Freesemann A, Frank M, Sieg I, Doss M O
Division of Clinical Biochemistry, Philipps University, Marburg, Germany.
Skin Pharmacol. 1995;8(3):156-61. doi: 10.1159/000211340.
Porphyria cutanea tarda (PCT) is characterized by cutaneous symptoms in association with hepatic accumulation and urinary excretion of mainly uro- and heptacarboxyporphyrins. 24 PCT patients excreting urinary porphyrins between 1.9 and 5.8 mumol/24 h (normal < 0.2) were treated with chloroquine at a dose of 125 mg twice a week.

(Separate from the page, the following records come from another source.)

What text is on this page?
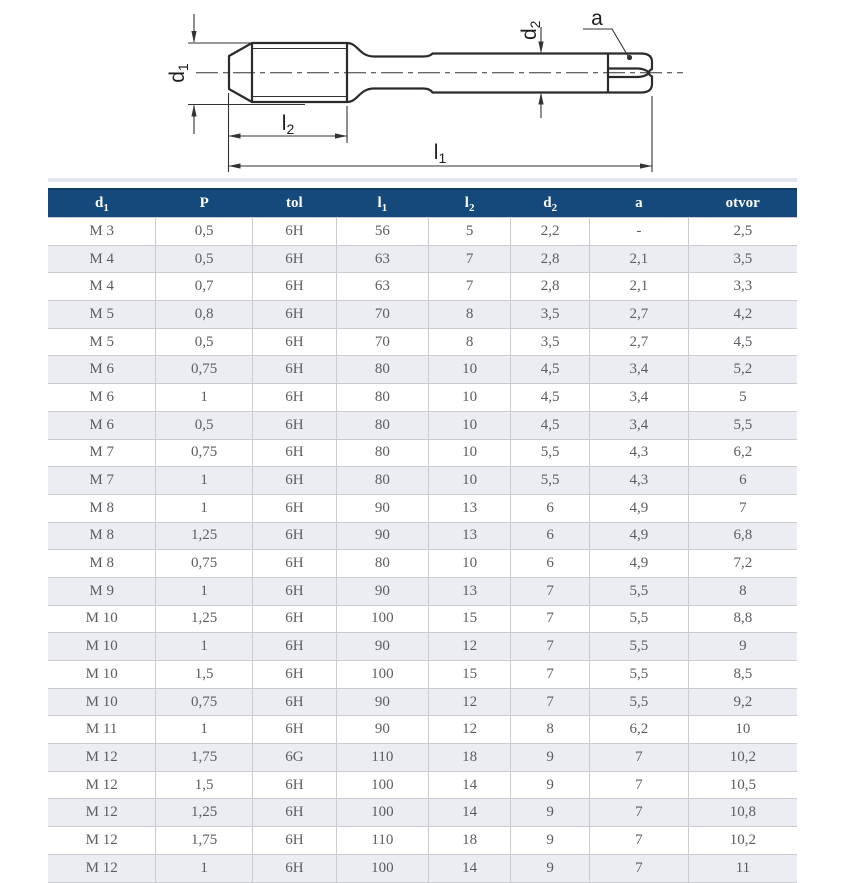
d1
l2
l1
d2 a
$d_1$	P	tol	$l_1$	$l_2$	$d_2$	a	otvor
M 3	0,5	6H	56	5	2,2	-	2,5
M 4	0,5	6H	63	7	2,8	2,1	3,5
M 4	0,7	6H	63	7	2,8	2,1	3,3
M 5	0,8	6H	70	8	3,5	2,7	4,2
M 5	0,5	6H	70	8	3,5	2,7	4,5
M 6	0,75	6H	80	10	4,5	3,4	5,2
M 6	1	6H	80	10	4,5	3,4	5
M 6	0,5	6H	80	10	4,5	3,4	5,5
M 7	0,75	6H	80	10	5,5	4,3	6,2
M 7	1	6H	80	10	5,5	4,3	6
M 8	1	6H	90	13	6	4,9	7
M 8	1,25	6H	90	13	6	4,9	6,8
M 8	0,75	6H	80	10	6	4,9	7,2
M 9	1	6H	90	13	7	5,5	8
M 10	1,25	6H	100	15	7	5,5	8,8
M 10	1	6H	90	12	7	5,5	9
M 10	1,5	6H	100	15	7	5,5	8,5
M 10	0,75	6H	90	12	7	5,5	9,2
M 11	1	6H	90	12	8	6,2	10
M 12	1,75	6G	110	18	9	7	10,2
M 12	1,5	6H	100	14	9	7	10,5
M 12	1,25	6H	100	14	9	7	10,8
M 12	1,75	6H	110	18	9	7	10,2
M 12	1	6H	100	14	9	7	11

During the first phase of therapy urinary porphyrin excretion transiently increased 1.1- to 2.9-fold indicating a phase of mobilization. A slight initial elevation was also found regarding the activities of serum aminotransferases reflecting the hepatotoxic effect of chloroquine. The clinical symptoms disappeared after a period ranging from 2 to 6 months, and after an average of 12 months the porphyrin excretion in all patients had returned to nearly normal values.
迟发性皮肤卟啉症(PCT)的特征是皮肤症状与肝脏中主要是尿卟啉和七羧基卟啉的蓄积及尿排泄有关。24例尿卟啉排泄量在1.9至5.8μmol/24小时之间(正常<0.2)的PCT患者,接受了每周两次、每次125mg氯喹的治疗。在治疗的第一阶段,尿卟啉排泄量短暂增加了1.1至2.9倍,表明有一个动员阶段。血清转氨酶活性也有轻微的初始升高,这反映了氯喹的肝毒性作用。临床症状在2至6个月后消失,平均12个月后,所有患者的卟啉排泄量已恢复到几乎正常的值。